Facts to consider before contesting a will

Date: Feb 24, 2012

The whole purpose of estate planning activities is to produce a will and testament that accurately reflects the wishes of its author in regards to how their possessions are to be distributed in the event of their death.

In essence, these instructions could be viewed as the last form of influence - or even of communication - that an individual can have with their loved ones.

For these reasons, it is important to understand the legal measures used to gauge the validity of a will before it can be properly contested.

First of all, estate disputes can only be entered into by a select group of individuals determined by the relevant legislation.

In New South Wales, these people are typically related to the deceased either through a partnership or as a direct descendant - although there are considerations made for other parties.

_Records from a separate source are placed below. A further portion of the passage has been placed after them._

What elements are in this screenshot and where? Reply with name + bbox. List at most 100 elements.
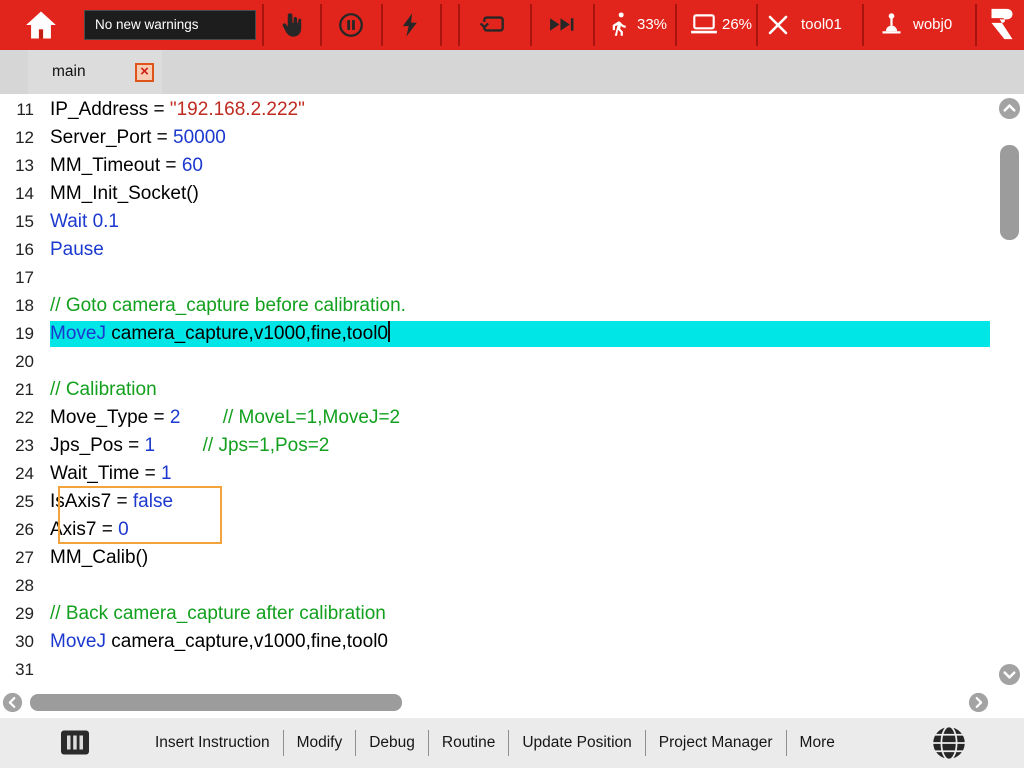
code-line-22[interactable]: 22Move_Type = 2 // MoveL=1,MoveJ=2 <box>0 404 1024 432</box>
status-text: No new warnings <box>95 17 199 32</box>
topbar: No new warnings <box>0 0 1024 50</box>
chevron-up-icon <box>998 107 1021 124</box>
toolbar-button-update-position[interactable]: Update Position <box>509 734 644 752</box>
topbar-divider <box>381 4 383 46</box>
code-line-13[interactable]: 13MM_Timeout = 60 <box>0 152 1024 180</box>
toolbar-button-project-manager[interactable]: Project Manager <box>646 734 786 752</box>
pause-button[interactable] <box>337 11 365 44</box>
code-text: // Goto camera_capture before calibratio… <box>50 293 990 319</box>
topbar-divider <box>458 4 460 46</box>
code-text: MM_Timeout = 60 <box>50 153 990 179</box>
line-number: 22 <box>0 408 50 428</box>
line-number: 30 <box>0 632 50 652</box>
code-editor[interactable]: 11IP_Address = "192.168.2.222"12Server_P… <box>0 94 1024 718</box>
code-line-25[interactable]: 25IsAxis7 = false <box>0 488 1024 516</box>
line-number: 20 <box>0 352 50 372</box>
globe-icon <box>930 749 968 766</box>
code-line-12[interactable]: 12Server_Port = 50000 <box>0 124 1024 152</box>
loop-run-button[interactable] <box>479 11 507 42</box>
tab-main[interactable]: main × <box>28 50 162 94</box>
topbar-divider <box>320 4 322 46</box>
text-cursor <box>388 321 390 342</box>
wobj-name-label: wobj0 <box>913 0 952 50</box>
horizontal-scrollbar-thumb[interactable] <box>30 694 402 711</box>
code-text: IsAxis7 = false <box>50 489 990 515</box>
status-message-box[interactable]: No new warnings <box>84 10 256 40</box>
code-line-30[interactable]: 30MoveJ camera_capture,v1000,fine,tool0 <box>0 628 1024 656</box>
vertical-scroll-down-button[interactable] <box>998 663 1021 686</box>
language-globe-button[interactable] <box>930 724 968 767</box>
horizontal-scroll-left-button[interactable] <box>2 692 25 715</box>
code-line-20[interactable]: 20 <box>0 348 1024 376</box>
line-number: 13 <box>0 156 50 176</box>
power-button[interactable] <box>397 11 425 44</box>
code-line-11[interactable]: 11IP_Address = "192.168.2.222" <box>0 96 1024 124</box>
screen-percent-label: 26% <box>722 0 752 50</box>
code-line-26[interactable]: 26Axis7 = 0 <box>0 516 1024 544</box>
fast-forward-icon <box>548 24 575 41</box>
walking-person-icon <box>606 25 633 42</box>
code-text: Axis7 = 0 <box>50 517 990 543</box>
code-line-27[interactable]: 27MM_Calib() <box>0 544 1024 572</box>
lightning-icon <box>397 26 425 43</box>
line-number: 23 <box>0 436 50 456</box>
pause-icon <box>337 26 365 43</box>
code-text: Move_Type = 2 // MoveL=1,MoveJ=2 <box>50 405 990 431</box>
code-line-29[interactable]: 29// Back camera_capture after calibrati… <box>0 600 1024 628</box>
code-line-19[interactable]: 19MoveJ camera_capture,v1000,fine,tool0 <box>0 320 1024 348</box>
code-text <box>50 349 990 375</box>
line-number: 31 <box>0 660 50 680</box>
topbar-divider <box>862 4 864 46</box>
toolbar-button-debug[interactable]: Debug <box>356 734 428 752</box>
drag-mode-button[interactable] <box>279 11 307 44</box>
virtual-keyboard-button[interactable] <box>60 729 90 761</box>
line-number: 26 <box>0 520 50 540</box>
code-line-24[interactable]: 24Wait_Time = 1 <box>0 460 1024 488</box>
code-line-16[interactable]: 16Pause <box>0 236 1024 264</box>
code-text: Wait_Time = 1 <box>50 461 990 487</box>
hand-pointer-icon <box>279 26 307 43</box>
code-text: Pause <box>50 237 990 263</box>
tab-label: main <box>52 63 86 81</box>
wobj-selector[interactable] <box>878 11 905 43</box>
code-line-31[interactable]: 31 <box>0 656 1024 684</box>
topbar-divider <box>756 4 758 46</box>
toolbar-button-routine[interactable]: Routine <box>429 734 508 752</box>
code-line-15[interactable]: 15Wait 0.1 <box>0 208 1024 236</box>
code-text: IP_Address = "192.168.2.222" <box>50 97 990 123</box>
screen-indicator[interactable] <box>690 11 718 42</box>
toolbar-button-more[interactable]: More <box>787 734 848 752</box>
line-number: 16 <box>0 240 50 260</box>
code-text: Jps_Pos = 1 // Jps=1,Pos=2 <box>50 433 990 459</box>
continuous-run-button[interactable] <box>548 12 575 42</box>
close-icon: × <box>140 63 149 80</box>
code-text <box>50 657 990 683</box>
code-line-17[interactable]: 17 <box>0 264 1024 292</box>
line-number: 14 <box>0 184 50 204</box>
home-button[interactable] <box>24 8 58 47</box>
home-icon <box>24 29 58 46</box>
topbar-divider <box>675 4 677 46</box>
speed-indicator[interactable] <box>606 11 633 43</box>
line-number: 17 <box>0 268 50 288</box>
horizontal-scroll-right-button[interactable] <box>968 692 991 715</box>
line-number: 25 <box>0 492 50 512</box>
code-line-23[interactable]: 23Jps_Pos = 1 // Jps=1,Pos=2 <box>0 432 1024 460</box>
code-line-28[interactable]: 28 <box>0 572 1024 600</box>
code-line-14[interactable]: 14MM_Init_Socket() <box>0 180 1024 208</box>
code-line-18[interactable]: 18// Goto camera_capture before calibrat… <box>0 292 1024 320</box>
vertical-scroll-up-button[interactable] <box>998 97 1021 120</box>
teach-pendant-screen: No new warnings <box>0 0 1024 768</box>
code-text: // Calibration <box>50 377 990 403</box>
tool-selector[interactable] <box>766 13 790 42</box>
code-line-21[interactable]: 21// Calibration <box>0 376 1024 404</box>
code-text: // Back camera_capture after calibration <box>50 601 990 627</box>
loop-icon <box>479 24 507 41</box>
toolbar-button-modify[interactable]: Modify <box>284 734 356 752</box>
brand-logo <box>988 7 1016 46</box>
vertical-scrollbar-thumb[interactable] <box>1000 145 1019 240</box>
toolbar-button-insert-instruction[interactable]: Insert Instruction <box>142 734 283 752</box>
tab-close-button[interactable]: × <box>135 63 154 82</box>
line-number: 11 <box>0 100 50 120</box>
code-text: Wait 0.1 <box>50 209 990 235</box>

These beneficiaries can be the spouse or de facto partner of the will's author, their child, a former partner, an individual who was dependent on their estate or a person who was considered to be a member of the household.

While in some cases the definitions are self-explanatory and require little in the way of corroboration, other elements may need to be proved to the court's satisfaction before an application to challenge the terms of a will is accepted.

Of course, if one of these relationships can be readily established, a claim is more likely to succeed than if there is doubt about its validity.

There are also several grounds on which a will can be contested - and knowing which one is right for a certain situation can be a great help when a case goes before the courts.

Most famously, the latest will created by the deceased is the one that is recognised by the legal system - should a more recent one come to light, all previous testaments are declared invalid.

A favourite of drama movies, the concern that a will has been tampered with in some way - or in some cases wholly fabricated - means that its contents can be called into question.

If there are concerns about how the estate planning document was signed or witnessed - or if there is a suspicion that the author was somehow pressured into the act - then these points can also be grounds for a will to be disputed.

The mental capacity of the deceased at the time of drafting away their possessions can also be a sticking point for some cases - so too can the contention that the individual did not understand the full meaning of a certain clause in the documentation they produced.

The interpretive nature of these legal points helps to highlight the importance of gaining sound advice and representation before embarking on an estate dispute.